In 1782 Pernety translated from Latin into French Emanuel Swedenborg's Heaven and Hell and in 1786 Swedenborg's Divine Love and Wisdom.

==Publications==
- Manuel bénédictin, contenant l'Imitation de Jésus-Christ; la Règle de saint Benoist; les Exercices tirés de cette règle; et la Conduite pour la retraite du mois (1755).
- Dictionnaire portatif de peinture, sculpture et gravure avec un traité pratique des différentes manières de peindre, dont la théorie est développée dans les articles qui en sont susceptibles. Ouvrage utile aux artistes, aux élèves & aux amateurs (1757) Online text.

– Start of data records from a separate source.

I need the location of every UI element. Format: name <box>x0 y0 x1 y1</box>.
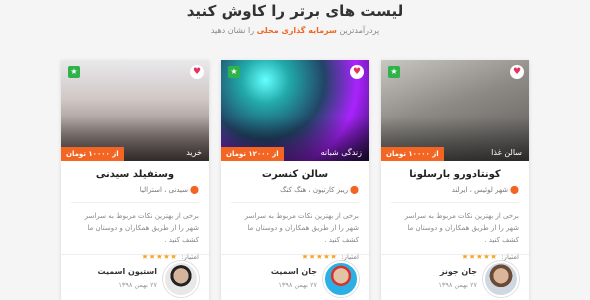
subtitle-pre: پردرآمدترین <box>339 26 380 35</box>
listing-image[interactable]: ★ ♥ از ۱۰۰۰۰ تومان سالن غذا <box>381 60 529 161</box>
favorite-heart-icon[interactable]: ♥ <box>350 65 364 79</box>
favorite-heart-icon[interactable]: ♥ <box>510 65 524 79</box>
avatar[interactable] <box>323 261 359 297</box>
price-tag: از ۱۰۰۰۰ تومان <box>61 147 124 161</box>
section-subtitle: پردرآمدترین سرمایه گذاری محلی را نشان ده… <box>0 26 590 35</box>
section-heading: لیست های برتر را کاوش کنید پردرآمدترین س… <box>0 2 590 35</box>
listing-location: ⬤ریبز کارتیون ، هنگ کنگ <box>231 185 359 194</box>
featured-star-icon: ★ <box>68 66 80 78</box>
category-label[interactable]: زندگی شبانه <box>321 148 362 157</box>
user-date: ۲۷ بهمن ۱۳۹۸ <box>118 281 157 289</box>
location-pin-icon: ⬤ <box>510 185 519 194</box>
category-label[interactable]: سالن غذا <box>491 148 522 157</box>
listing-title[interactable]: وستفیلد سیدنی <box>71 169 199 180</box>
location-pin-icon: ⬤ <box>190 185 199 194</box>
location-pin-icon: ⬤ <box>350 185 359 194</box>
location-text: شهر لوئیس ، ایرلند <box>451 186 509 194</box>
category-label[interactable]: خرید <box>186 148 202 157</box>
user-date: ۲۷ بهمن ۱۳۹۸ <box>438 281 477 289</box>
listing-image[interactable]: ★ ♥ از ۱۰۰۰۰ تومان خرید <box>61 60 209 161</box>
user-date: ۲۷ بهمن ۱۳۹۸ <box>278 281 317 289</box>
listing-card[interactable]: ★ ♥ از ۱۰۰۰۰ تومان خرید وستفیلد سیدنی ⬤س… <box>61 60 209 300</box>
subtitle-highlight: سرمایه گذاری محلی <box>256 26 337 35</box>
listing-title[interactable]: کونتادورو بارسلونا <box>391 169 519 180</box>
listing-description: برخی از بهترین نکات مربوط به سراسر شهر ر… <box>404 212 519 244</box>
card-footer: استیون اسمیت ۲۷ بهمن ۱۳۹۸ <box>61 254 209 300</box>
listing-description: برخی از بهترین نکات مربوط به سراسر شهر ر… <box>244 212 359 244</box>
listing-card[interactable]: ★ ♥ از ۱۰۰۰۰ تومان سالن غذا کونتادورو با… <box>381 60 529 300</box>
divider <box>231 202 359 203</box>
listing-title[interactable]: سالن کنسرت <box>231 169 359 180</box>
listing-card[interactable]: ★ ♥ از ۱۲۰۰۰ تومان زندگی شبانه سالن کنسر… <box>221 60 369 300</box>
listing-location: ⬤شهر لوئیس ، ایرلند <box>391 185 519 194</box>
user-name[interactable]: جان جونز <box>440 267 477 276</box>
favorite-heart-icon[interactable]: ♥ <box>190 65 204 79</box>
location-text: ریبز کارتیون ، هنگ کنگ <box>280 186 349 194</box>
price-tag: از ۱۲۰۰۰ تومان <box>221 147 284 161</box>
avatar[interactable] <box>163 261 199 297</box>
section-title: لیست های برتر را کاوش کنید <box>186 2 404 20</box>
user-name[interactable]: استیون اسمیت <box>98 267 157 276</box>
listing-description: برخی از بهترین نکات مربوط به سراسر شهر ر… <box>84 212 199 244</box>
card-footer: جان اسمیت ۲۷ بهمن ۱۳۹۸ <box>221 254 369 300</box>
featured-star-icon: ★ <box>228 66 240 78</box>
divider <box>391 202 519 203</box>
location-text: سیدنی ، استرالیا <box>139 186 189 194</box>
listing-location: ⬤سیدنی ، استرالیا <box>71 185 199 194</box>
subtitle-post: را نشان دهید <box>210 26 255 35</box>
divider <box>71 202 199 203</box>
listing-image[interactable]: ★ ♥ از ۱۲۰۰۰ تومان زندگی شبانه <box>221 60 369 161</box>
price-tag: از ۱۰۰۰۰ تومان <box>381 147 444 161</box>
avatar[interactable] <box>483 261 519 297</box>
featured-star-icon: ★ <box>388 66 400 78</box>
user-name[interactable]: جان اسمیت <box>271 267 317 276</box>
card-footer: جان جونز ۲۷ بهمن ۱۳۹۸ <box>381 254 529 300</box>
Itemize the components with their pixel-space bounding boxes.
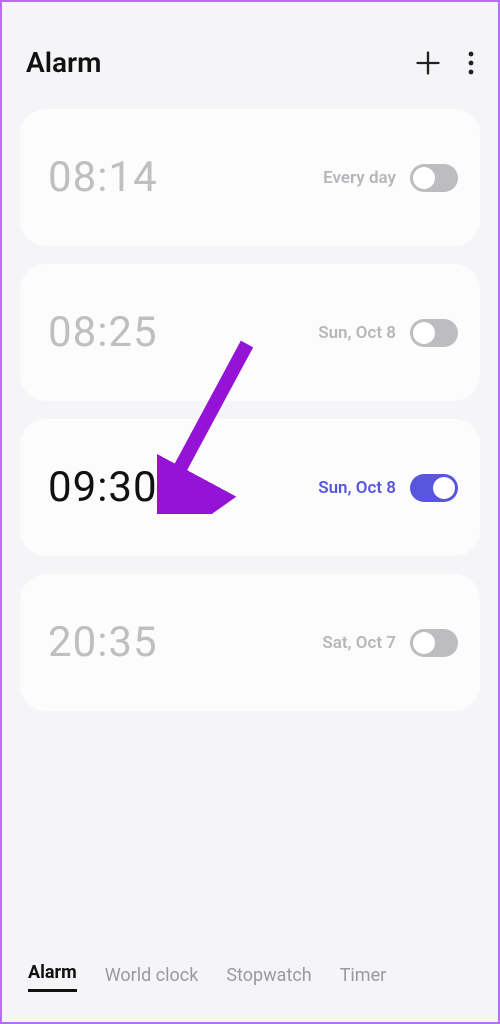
tab-world-clock[interactable]: World clock bbox=[105, 965, 199, 992]
tab-alarm[interactable]: Alarm bbox=[28, 962, 77, 992]
tab-stopwatch[interactable]: Stopwatch bbox=[226, 965, 311, 992]
bottom-tab-bar: Alarm World clock Stopwatch Timer bbox=[20, 962, 480, 1022]
alarm-schedule-label: Sun, Oct 8 bbox=[318, 478, 396, 498]
alarm-card[interactable]: 08:25 Sun, Oct 8 bbox=[20, 264, 480, 401]
alarm-list: 08:14 Every day 08:25 Sun, Oct 8 09:30 S… bbox=[20, 109, 480, 711]
tab-timer[interactable]: Timer bbox=[340, 965, 387, 992]
alarm-schedule-label: Sat, Oct 7 bbox=[322, 633, 396, 653]
alarm-schedule-label: Every day bbox=[323, 168, 396, 188]
more-options-button[interactable] bbox=[468, 51, 474, 75]
add-alarm-button[interactable] bbox=[414, 49, 442, 77]
alarm-time: 09:30 bbox=[48, 463, 318, 512]
alarm-toggle[interactable] bbox=[410, 164, 458, 192]
alarm-toggle[interactable] bbox=[410, 319, 458, 347]
alarm-toggle[interactable] bbox=[410, 629, 458, 657]
alarm-time: 20:35 bbox=[48, 618, 322, 667]
app-header: Alarm bbox=[20, 22, 480, 109]
page-title: Alarm bbox=[26, 46, 414, 79]
alarm-card[interactable]: 20:35 Sat, Oct 7 bbox=[20, 574, 480, 711]
alarm-schedule-label: Sun, Oct 8 bbox=[318, 323, 396, 343]
alarm-time: 08:14 bbox=[48, 153, 323, 202]
alarm-toggle[interactable] bbox=[410, 474, 458, 502]
alarm-card[interactable]: 08:14 Every day bbox=[20, 109, 480, 246]
alarm-card[interactable]: 09:30 Sun, Oct 8 bbox=[20, 419, 480, 556]
alarm-time: 08:25 bbox=[48, 308, 318, 357]
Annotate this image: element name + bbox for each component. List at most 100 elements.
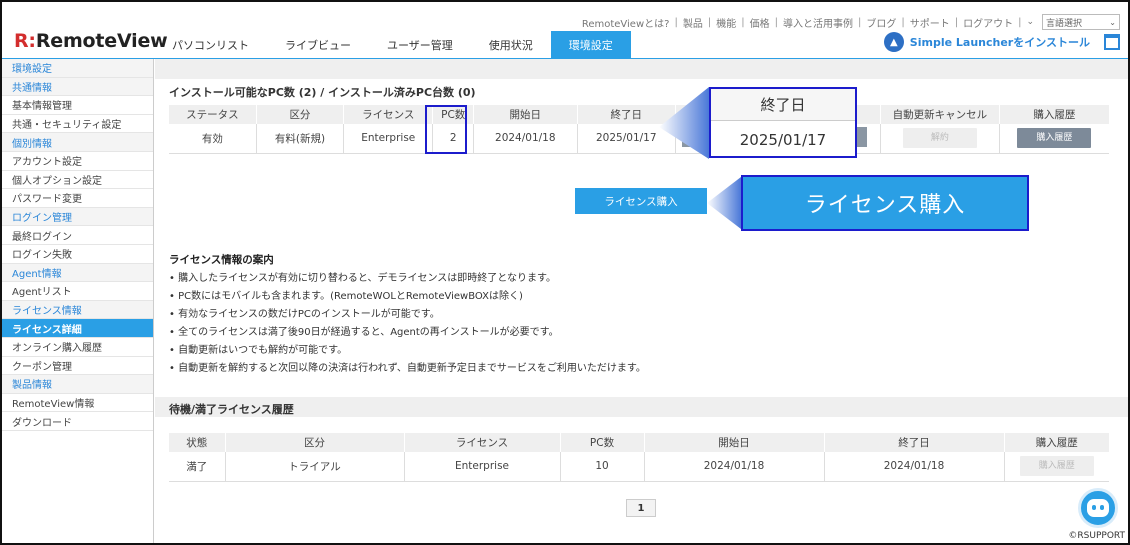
simple-launcher-link[interactable]: ▲ Simple Launcherをインストール: [883, 32, 1120, 52]
guide-item: PC数にはモバイルも含まれます。(RemoteWOLとRemoteViewBOX…: [169, 288, 646, 306]
sidebar-section-settings[interactable]: 環境設定: [2, 59, 153, 78]
col-pc-count: PC数: [560, 433, 645, 452]
guide-item: 自動更新はいつでも解約が可能です。: [169, 342, 646, 360]
sidebar-section-product[interactable]: 製品情報: [2, 375, 153, 394]
license-section-title: インストール可能なPC数 (2) / インストール済みPC台数 (0): [169, 86, 476, 99]
sidebar-item-personal-options[interactable]: 個人オプション設定: [2, 171, 153, 190]
history-section-title: 待機/満了ライセンス履歴: [169, 403, 294, 416]
sidebar-item-online-purchase[interactable]: オンライン購入履歴: [2, 338, 153, 357]
top-link-pricing[interactable]: 価格: [750, 15, 770, 30]
col-license: ライセンス: [343, 105, 434, 124]
top-link-features[interactable]: 機能: [716, 15, 736, 30]
guide-item: 全てのライセンスは満了後90日が経過すると、Agentの再インストールが必要です…: [169, 324, 646, 342]
main-nav: パソコンリスト ライブビュー ユーザー管理 使用状況 環境設定: [154, 31, 631, 58]
tab-live-view[interactable]: ライブビュー: [267, 31, 369, 58]
col-category: 区分: [225, 433, 405, 452]
sidebar-section-agent[interactable]: Agent情報: [2, 263, 153, 283]
chevron-down-icon: ⌄: [1109, 17, 1116, 27]
window-icon[interactable]: [1104, 34, 1120, 50]
cell-license: Enterprise: [343, 124, 434, 154]
copyright: ©RSUPPORT: [1068, 531, 1125, 541]
cell-category: 有料(新規): [256, 124, 345, 154]
cell-license: Enterprise: [404, 452, 561, 482]
guide-item: 有効なライセンスの数だけPCのインストールが可能です。: [169, 306, 646, 324]
purchase-history-button[interactable]: 購入履歴: [1019, 456, 1094, 477]
tab-usage[interactable]: 使用状況: [471, 31, 551, 58]
sidebar-item-download[interactable]: ダウンロード: [2, 412, 153, 431]
sidebar-section-individual[interactable]: 個別情報: [2, 133, 153, 152]
end-date-callout-arrow: [659, 87, 709, 159]
sidebar-item-remoteview-info[interactable]: RemoteView情報: [2, 394, 153, 413]
page-button[interactable]: 1: [626, 499, 656, 517]
rocket-icon: ▲: [883, 32, 904, 52]
top-link-product[interactable]: 製品: [683, 15, 703, 30]
cell-history: 購入履歴: [1004, 452, 1109, 482]
purchase-license-callout: ライセンス購入: [741, 175, 1029, 231]
top-link-cases[interactable]: 導入と活用事例: [783, 15, 853, 30]
table-row: 有効 有料(新規) Enterprise 2 2024/01/18 2025/0…: [169, 124, 1109, 154]
col-end-date: 終了日: [824, 433, 1005, 452]
purchase-history-button[interactable]: 購入履歴: [1017, 128, 1092, 149]
purchase-callout-arrow: [707, 177, 741, 229]
table-header-row: 状態 区分 ライセンス PC数 開始日 終了日 購入履歴: [169, 433, 1109, 452]
sidebar-section-license[interactable]: ライセンス情報: [2, 300, 153, 320]
table-row: 満了 トライアル Enterprise 10 2024/01/18 2024/0…: [169, 452, 1109, 482]
col-category: 区分: [256, 105, 345, 124]
top-link-support[interactable]: サポート: [910, 15, 950, 30]
sidebar-item-password[interactable]: パスワード変更: [2, 189, 153, 208]
sidebar-section-login[interactable]: ログイン管理: [2, 207, 153, 227]
end-date-callout-header: 終了日: [711, 89, 855, 121]
col-status: ステータス: [169, 105, 257, 124]
cancel-subscription-button[interactable]: 解約: [902, 128, 977, 149]
sidebar-item-license-detail[interactable]: ライセンス詳細: [2, 319, 153, 338]
cell-status: 有効: [169, 124, 257, 154]
guide-item: 購入したライセンスが有効に切り替わると、デモライセンスは即時終了となります。: [169, 270, 646, 288]
top-link-logout[interactable]: ログアウト: [963, 15, 1013, 30]
purchase-license-button[interactable]: ライセンス購入: [575, 188, 707, 214]
tab-user-management[interactable]: ユーザー管理: [369, 31, 471, 58]
sidebar-item-account[interactable]: アカウント設定: [2, 152, 153, 171]
top-links: RemoteViewとは? | 製品 | 機能 | 価格 | 導入と活用事例 | ブログ |…: [582, 14, 1120, 30]
logo[interactable]: R: RemoteView: [14, 30, 168, 52]
language-select-value: 言語選択: [1046, 18, 1083, 29]
guide-item: 自動更新を解約すると次回以降の決済は行われず、自動更新予定日までサービスをご利用…: [169, 360, 646, 378]
simple-launcher-label: Simple Launcherをインストール: [909, 36, 1090, 49]
sidebar-item-agent-list[interactable]: Agentリスト: [2, 282, 153, 301]
chatbot-icon[interactable]: [1078, 488, 1118, 528]
cell-start-date: 2024/01/18: [644, 452, 825, 482]
cell-category: トライアル: [225, 452, 405, 482]
license-guide-list: 購入したライセンスが有効に切り替わると、デモライセンスは即時終了となります。 P…: [169, 270, 646, 378]
sidebar-item-basic-info[interactable]: 基本情報管理: [2, 96, 153, 115]
end-date-callout-value: 2025/01/17: [739, 130, 827, 149]
col-purchase-history: 購入履歴: [999, 105, 1109, 124]
sidebar-item-coupon[interactable]: クーポン管理: [2, 357, 153, 376]
license-table: ステータス 区分 ライセンス PC数 開始日 終了日 自動更新キャンセル 購入履…: [169, 105, 1109, 154]
sidebar-section-common[interactable]: 共通情報: [2, 77, 153, 97]
tab-settings[interactable]: 環境設定: [550, 31, 631, 58]
pc-count-highlight: [425, 105, 467, 154]
robot-face-icon: [1087, 499, 1109, 517]
col-license: ライセンス: [404, 433, 561, 452]
col-start-date: 開始日: [644, 433, 825, 452]
col-purchase-history: 購入履歴: [1004, 433, 1109, 452]
logo-text: RemoteView: [35, 30, 168, 52]
main-content: インストール可能なPC数 (2) / インストール済みPC台数 (0) ステータ…: [155, 59, 1128, 543]
sidebar: 環境設定 共通情報 基本情報管理 共通・セキュリティ設定 個別情報 アカウント設…: [2, 59, 154, 543]
cell-cancel: 解約: [880, 124, 1000, 154]
cell-state: 満了: [169, 452, 226, 482]
chevron-down-icon[interactable]: ⌄: [1026, 17, 1034, 27]
history-table: 状態 区分 ライセンス PC数 開始日 終了日 購入履歴 満了 トライアル En…: [169, 433, 1109, 482]
cell-end-date: 2024/01/18: [824, 452, 1005, 482]
sidebar-item-last-login[interactable]: 最終ログイン: [2, 226, 153, 245]
tab-pc-list[interactable]: パソコンリスト: [154, 31, 267, 58]
sidebar-item-security[interactable]: 共通・セキュリティ設定: [2, 115, 153, 134]
cell-start-date: 2024/01/18: [473, 124, 578, 154]
table-header-row: ステータス 区分 ライセンス PC数 開始日 終了日 自動更新キャンセル 購入履…: [169, 105, 1109, 124]
sidebar-item-login-failure[interactable]: ログイン失敗: [2, 245, 153, 264]
content-top-band: [155, 59, 1128, 79]
license-guide-title: ライセンス情報の案内: [169, 254, 274, 266]
language-select[interactable]: 言語選択 ⌄: [1042, 14, 1120, 30]
top-link-about[interactable]: RemoteViewとは?: [582, 15, 670, 30]
top-link-blog[interactable]: ブログ: [866, 15, 896, 30]
cell-history: 購入履歴: [999, 124, 1109, 154]
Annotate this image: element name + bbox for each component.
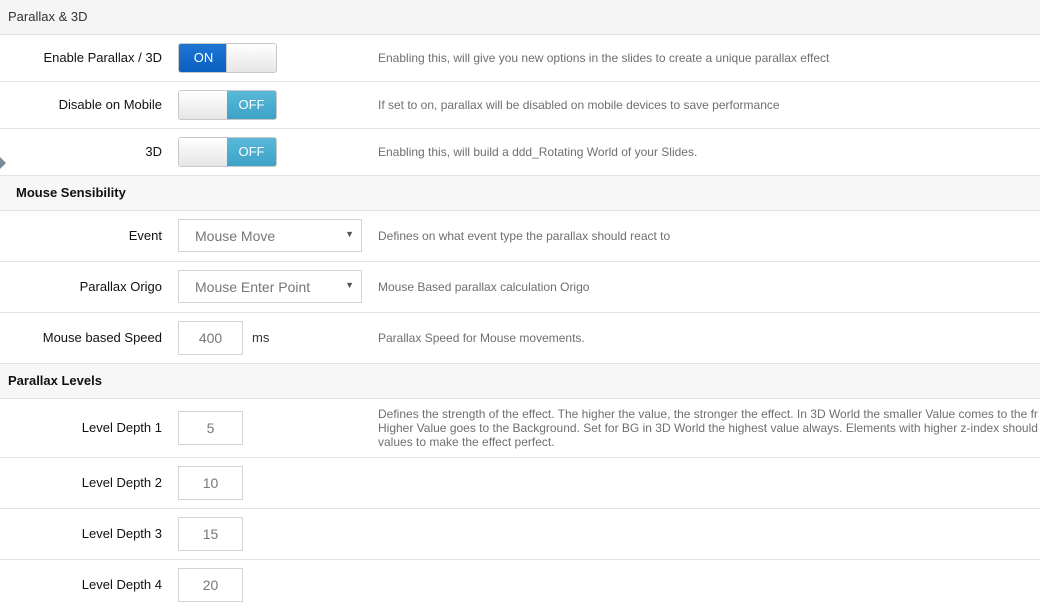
level-depth-3-label: Level Depth 3: [81, 526, 162, 541]
row-level-depth-4: Level Depth 4 20: [0, 560, 1040, 610]
enable-parallax-toggle[interactable]: ON: [178, 43, 277, 73]
toggle-knob: [179, 91, 229, 119]
mouse-speed-unit: ms: [252, 330, 270, 345]
caret-right-icon: [0, 157, 6, 169]
level-depth-1-label: Level Depth 1: [81, 420, 162, 435]
level-depth-3-input[interactable]: 15: [178, 517, 243, 551]
event-label: Event: [128, 228, 162, 243]
row-event: Event Mouse Move ▼ Defines on what event…: [0, 211, 1040, 262]
parallax-levels-title: Parallax Levels: [8, 373, 102, 388]
chevron-down-icon: ▼: [345, 280, 354, 290]
row-parallax-origo: Parallax Origo Mouse Enter Point ▼ Mouse…: [0, 262, 1040, 313]
section-title: Parallax & 3D: [8, 9, 88, 24]
level-depth-4-label: Level Depth 4: [81, 577, 162, 592]
row-3d: 3D OFF Enabling this, will build a ddd_R…: [0, 129, 1040, 176]
mouse-sensibility-heading: Mouse Sensibility: [0, 176, 1040, 211]
mouse-sensibility-title: Mouse Sensibility: [16, 185, 126, 200]
level-depth-4-input[interactable]: 20: [178, 568, 243, 602]
3d-toggle[interactable]: OFF: [178, 137, 277, 167]
levels-description-line: values to make the effect perfect.: [378, 435, 555, 449]
event-select-value: Mouse Move: [195, 228, 276, 244]
event-description: Defines on what event type the parallax …: [378, 229, 671, 243]
levels-description: Defines the strength of the effect. The …: [378, 407, 1038, 449]
parallax-origo-label: Parallax Origo: [79, 279, 162, 294]
row-mouse-speed: Mouse based Speed 400 ms Parallax Speed …: [0, 313, 1040, 364]
toggle-off-label: OFF: [227, 138, 276, 166]
mouse-speed-description: Parallax Speed for Mouse movements.: [378, 331, 585, 345]
toggle-off-label: OFF: [227, 91, 276, 119]
row-disable-mobile: Disable on Mobile OFF If set to on, para…: [0, 82, 1040, 129]
row-enable-parallax: Enable Parallax / 3D ON Enabling this, w…: [0, 35, 1040, 82]
parallax-origo-description: Mouse Based parallax calculation Origo: [378, 280, 590, 294]
toggle-knob: [226, 44, 276, 72]
disable-mobile-label: Disable on Mobile: [58, 97, 162, 112]
3d-description: Enabling this, will build a ddd_Rotating…: [378, 145, 698, 159]
level-depth-2-input[interactable]: 10: [178, 466, 243, 500]
mouse-speed-label: Mouse based Speed: [42, 330, 162, 345]
mouse-speed-input[interactable]: 400: [178, 321, 243, 355]
section-header[interactable]: Parallax & 3D: [0, 0, 1040, 35]
row-level-depth-3: Level Depth 3 15: [0, 509, 1040, 560]
enable-parallax-description: Enabling this, will give you new options…: [378, 51, 830, 65]
parallax-origo-select-value: Mouse Enter Point: [195, 279, 311, 295]
levels-description-line: Higher Value goes to the Background. Set…: [378, 421, 1038, 435]
parallax-origo-select[interactable]: Mouse Enter Point ▼: [178, 270, 362, 303]
row-level-depth-2: Level Depth 2 10: [0, 458, 1040, 509]
chevron-down-icon: ▼: [345, 229, 354, 239]
level-depth-1-input[interactable]: 5: [178, 411, 243, 445]
row-level-depth-1: Level Depth 1 5 Defines the strength of …: [0, 399, 1040, 458]
level-depth-2-label: Level Depth 2: [81, 475, 162, 490]
toggle-knob: [179, 138, 229, 166]
disable-mobile-toggle[interactable]: OFF: [178, 90, 277, 120]
enable-parallax-label: Enable Parallax / 3D: [43, 50, 162, 65]
levels-description-line: Defines the strength of the effect. The …: [378, 407, 1038, 421]
disable-mobile-description: If set to on, parallax will be disabled …: [378, 98, 780, 112]
event-select[interactable]: Mouse Move ▼: [178, 219, 362, 252]
parallax-levels-heading: Parallax Levels: [0, 364, 1040, 399]
toggle-on-label: ON: [179, 44, 228, 72]
3d-label: 3D: [145, 144, 162, 159]
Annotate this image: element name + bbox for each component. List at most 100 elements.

- Les Fables égyptiennes et grecques dévoilées et réduites au même principe, avec une explication des hiéroglyphes et de la guerre de Troye (1758). Réédition: La Table d'émeraude, Paris, 1982. Online vol. 1 & vol. 2.
- Dictionnaire mytho-hermétique, dans lequel on trouve les allégories fabuleuses des poètes, les métaphores, les énigmes et les termes barbares des philosophes hermétiques expliqués (1758). Réédition: Bibliotheca Hermetica, 1972.
- Journal historique d'un voyage fait aux îles Malouines en 1763 et 1764 pour les reconnoître et y former un établissement et de deux voyages au détroit de Magellan avec une relation sur les Patagons (2 volumes, 1769) .Online vol. 1 & vol. 2
- Discours sur la physionomie et les avantages des connoissances physionomiques (1769).
- Dissertation sur l'Amérique & les Américains (1769).
- Examen des Recherches philosophiques sur l'Amérique et les Américains, et de la Défense de cet ouvrage (1771).
- Les Vertus, le pouvoir, la clémence et la gloire de Marie, mère de Dieu (1790) Online text.